Rudolf Hickel ist Direktor des Instituts für Arbeit und Wirtschaft (IAW) an der Universität Bremen.

Hamburger Abendblatt:

1. Die Reallöhne sind erstmals wieder um 2,3 Prozent gestiegen. Ist dies ein Grund zum Jubeln?

Hickel:

Leider nein. Der Zuwachs wurde vor allem durch das Zurückfahren der Kurzarbeit verursacht, das die Bruttoverdienste automatisch erhöht hat. Die Beschäftigten bekommen jetzt das Geld zurück, auf das sie während der Krise durch verkürzte Arbeitszeiten verzichtet haben. Der Zuwachs ist also nicht der Erfolg einer expansiven Lohnpolitik, sondern die Reaktion auf vorher gebrachte Opfer.

2. Hat sich Kurzarbeit somit als wichtiges Instrument in der Wirtschaftskrise bewährt?

Hickel:

Ja. Gewerkschaften, Staat und Arbeitgeberverbände haben mit der Kurzarbeit genau das richtige Instrument angewendet. Sie hat maßgeblich dazu beigetragen, dass die Krise bei den Vollzeitbeschäftigten nicht voll durchgeschlagen ist. Alle drei Parteien haben aber einen Preis dafür bezahlt - von Lohnverzicht bis zu Finanzhilfen. Unterm Strich war es ein gelungenes Bündnis für Arbeit.

3. Die Gewerkschaften fordern derzeit kräftige Lohnerhöhungen. Ein richtiger Schritt?

Hickel:

Die Beschäftigten wollen am Aufschwung beteiligt werden. Nachdem sie in den Vorjahren Opfer gebracht haben, ist dies aus meiner Sicht eine vernünftige Forderung. Durch die zurückhaltende Lohnpolitik sind die deutschen Exporte wettbewerbsfähig geblieben. Doch der private Konsum stagniert seit Jahren. Die Menschen brauchen wieder mehr Geld in der Tasche. Eine expansive Lohnpolitik ist deshalb absolut angemessen. Diese muss zudem durch einen vernünftigen Mindestlohn begleitet werden, der über die Kaufkraft der extrem Einkommensschwachen entscheidet.

4. Sind auch sechs Prozent mehr Lohn, wie sie die Stahlarbeiter fordern, angemessen?

Hickel:

Die Forderung ist aus der Sicht der Belegschaften begründet. Im gesamtwirtschaftlichen Durchschnitt halte ich drei bis vier Prozent Zuwachs plus Inflationsrate für vernünftig.

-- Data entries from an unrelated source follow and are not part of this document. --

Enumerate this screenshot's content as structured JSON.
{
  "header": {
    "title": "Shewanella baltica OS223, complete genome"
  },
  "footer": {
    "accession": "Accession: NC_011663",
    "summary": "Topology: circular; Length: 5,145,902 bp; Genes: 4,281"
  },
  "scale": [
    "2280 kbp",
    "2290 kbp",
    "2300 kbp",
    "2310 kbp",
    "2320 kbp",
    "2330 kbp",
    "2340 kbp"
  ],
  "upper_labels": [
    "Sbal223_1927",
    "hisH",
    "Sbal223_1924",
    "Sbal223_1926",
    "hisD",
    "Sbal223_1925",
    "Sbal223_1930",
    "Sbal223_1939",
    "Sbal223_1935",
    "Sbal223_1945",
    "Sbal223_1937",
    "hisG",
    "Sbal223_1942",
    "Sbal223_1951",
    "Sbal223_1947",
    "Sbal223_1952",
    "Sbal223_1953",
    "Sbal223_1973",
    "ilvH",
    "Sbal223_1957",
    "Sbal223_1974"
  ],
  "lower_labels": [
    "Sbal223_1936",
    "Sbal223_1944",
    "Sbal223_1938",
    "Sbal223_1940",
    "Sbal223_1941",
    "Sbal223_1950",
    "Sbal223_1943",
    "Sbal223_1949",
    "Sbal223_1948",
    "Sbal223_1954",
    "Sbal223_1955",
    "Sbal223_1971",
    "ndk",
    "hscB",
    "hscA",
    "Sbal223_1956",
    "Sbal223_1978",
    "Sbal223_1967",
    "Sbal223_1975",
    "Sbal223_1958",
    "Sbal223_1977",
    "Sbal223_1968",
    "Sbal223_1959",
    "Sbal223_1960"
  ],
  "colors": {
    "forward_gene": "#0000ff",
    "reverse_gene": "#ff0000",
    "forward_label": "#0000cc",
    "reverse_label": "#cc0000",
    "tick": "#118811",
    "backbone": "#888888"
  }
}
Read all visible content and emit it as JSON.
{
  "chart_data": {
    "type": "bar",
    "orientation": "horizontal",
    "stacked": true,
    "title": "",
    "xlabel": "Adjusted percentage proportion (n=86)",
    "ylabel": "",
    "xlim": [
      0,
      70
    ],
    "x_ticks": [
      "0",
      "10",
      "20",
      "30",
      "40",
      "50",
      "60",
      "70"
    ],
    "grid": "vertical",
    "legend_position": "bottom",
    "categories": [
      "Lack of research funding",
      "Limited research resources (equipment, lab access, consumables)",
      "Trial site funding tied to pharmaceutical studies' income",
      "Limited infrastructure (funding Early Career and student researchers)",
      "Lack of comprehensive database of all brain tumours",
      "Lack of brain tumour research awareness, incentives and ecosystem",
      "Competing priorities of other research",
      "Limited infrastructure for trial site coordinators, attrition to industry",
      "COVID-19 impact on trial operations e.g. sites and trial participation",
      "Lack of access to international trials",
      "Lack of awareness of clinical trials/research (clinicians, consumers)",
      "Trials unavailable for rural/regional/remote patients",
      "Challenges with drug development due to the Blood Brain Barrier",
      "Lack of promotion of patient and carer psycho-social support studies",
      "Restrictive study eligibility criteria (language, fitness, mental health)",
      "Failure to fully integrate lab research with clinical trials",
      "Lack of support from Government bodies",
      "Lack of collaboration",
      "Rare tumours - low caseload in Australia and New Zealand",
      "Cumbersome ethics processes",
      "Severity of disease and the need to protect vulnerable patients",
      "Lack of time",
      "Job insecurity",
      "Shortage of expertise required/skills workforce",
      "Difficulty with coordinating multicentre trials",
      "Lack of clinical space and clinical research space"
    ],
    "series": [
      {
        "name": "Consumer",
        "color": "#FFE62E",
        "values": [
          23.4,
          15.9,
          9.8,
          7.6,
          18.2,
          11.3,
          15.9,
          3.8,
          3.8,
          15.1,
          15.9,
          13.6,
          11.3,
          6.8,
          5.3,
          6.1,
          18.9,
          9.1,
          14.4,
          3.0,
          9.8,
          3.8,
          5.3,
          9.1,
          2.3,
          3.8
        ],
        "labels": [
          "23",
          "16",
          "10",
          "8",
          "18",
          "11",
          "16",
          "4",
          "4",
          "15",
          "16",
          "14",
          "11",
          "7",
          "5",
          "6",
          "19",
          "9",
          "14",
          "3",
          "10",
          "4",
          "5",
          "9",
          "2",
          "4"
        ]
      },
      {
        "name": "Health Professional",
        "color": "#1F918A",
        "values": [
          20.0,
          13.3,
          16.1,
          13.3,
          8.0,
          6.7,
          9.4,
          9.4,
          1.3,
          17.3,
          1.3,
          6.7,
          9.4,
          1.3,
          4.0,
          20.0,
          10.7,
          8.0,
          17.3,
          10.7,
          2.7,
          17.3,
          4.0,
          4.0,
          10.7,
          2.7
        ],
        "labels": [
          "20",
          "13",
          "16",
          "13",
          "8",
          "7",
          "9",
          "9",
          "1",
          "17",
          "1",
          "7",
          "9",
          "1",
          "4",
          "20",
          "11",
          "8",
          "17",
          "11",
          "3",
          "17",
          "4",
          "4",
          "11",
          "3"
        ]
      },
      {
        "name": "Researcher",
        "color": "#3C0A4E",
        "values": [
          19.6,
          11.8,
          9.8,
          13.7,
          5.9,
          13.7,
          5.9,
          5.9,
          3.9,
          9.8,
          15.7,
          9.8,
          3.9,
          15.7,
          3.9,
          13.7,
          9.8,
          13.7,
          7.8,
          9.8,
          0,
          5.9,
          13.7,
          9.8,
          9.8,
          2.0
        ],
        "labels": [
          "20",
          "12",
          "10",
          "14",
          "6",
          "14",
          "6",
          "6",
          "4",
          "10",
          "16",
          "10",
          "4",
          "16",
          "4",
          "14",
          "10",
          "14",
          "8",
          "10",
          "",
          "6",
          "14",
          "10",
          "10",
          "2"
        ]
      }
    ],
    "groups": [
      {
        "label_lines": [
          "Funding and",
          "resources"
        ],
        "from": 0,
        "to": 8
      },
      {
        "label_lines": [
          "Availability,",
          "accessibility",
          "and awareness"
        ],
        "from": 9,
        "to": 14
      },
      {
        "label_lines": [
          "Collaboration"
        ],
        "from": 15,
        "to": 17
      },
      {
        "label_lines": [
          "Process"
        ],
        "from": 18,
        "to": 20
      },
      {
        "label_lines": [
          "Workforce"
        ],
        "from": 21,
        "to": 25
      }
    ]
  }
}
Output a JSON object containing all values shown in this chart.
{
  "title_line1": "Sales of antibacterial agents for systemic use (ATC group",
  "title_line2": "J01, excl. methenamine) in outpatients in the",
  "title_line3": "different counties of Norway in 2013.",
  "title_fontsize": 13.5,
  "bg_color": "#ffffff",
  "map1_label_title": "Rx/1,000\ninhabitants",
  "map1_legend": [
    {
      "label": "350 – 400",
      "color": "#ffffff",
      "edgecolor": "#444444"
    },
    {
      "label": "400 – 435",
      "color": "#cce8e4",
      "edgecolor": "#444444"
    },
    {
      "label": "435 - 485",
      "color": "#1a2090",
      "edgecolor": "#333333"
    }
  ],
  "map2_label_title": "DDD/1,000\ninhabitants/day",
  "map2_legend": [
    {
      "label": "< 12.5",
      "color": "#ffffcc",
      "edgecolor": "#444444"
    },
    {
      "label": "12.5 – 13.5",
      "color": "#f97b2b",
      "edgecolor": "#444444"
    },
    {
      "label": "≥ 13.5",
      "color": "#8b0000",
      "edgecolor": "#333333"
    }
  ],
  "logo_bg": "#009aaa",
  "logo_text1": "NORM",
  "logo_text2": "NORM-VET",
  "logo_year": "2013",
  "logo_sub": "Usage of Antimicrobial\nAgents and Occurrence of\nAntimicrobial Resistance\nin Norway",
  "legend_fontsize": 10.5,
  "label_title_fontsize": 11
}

5. Wird dadurch aber nicht der aktuelle Aufschwung wieder abgewürgt?

Hickel:

Glaubt man den Argumenten kleinmütiger Unternehmer, sind höhere Löhne immer fehl am Platz. Aus meiner Sicht aber stärkt eine expansive Lohnpolitik den Aufschwung - und schwächt ihn nicht. Als Gegengewicht zu den hohen Exporten müssen wir die Binnenwirtschaft ankurbeln. Wenn der private Konsum nicht steigt, werden wir niemals einen in sich stabilen Aufschwung erhalten. Es ist ein Gebot der Stunde, durch höhere Löhne den Aufschwung zu stabilisieren.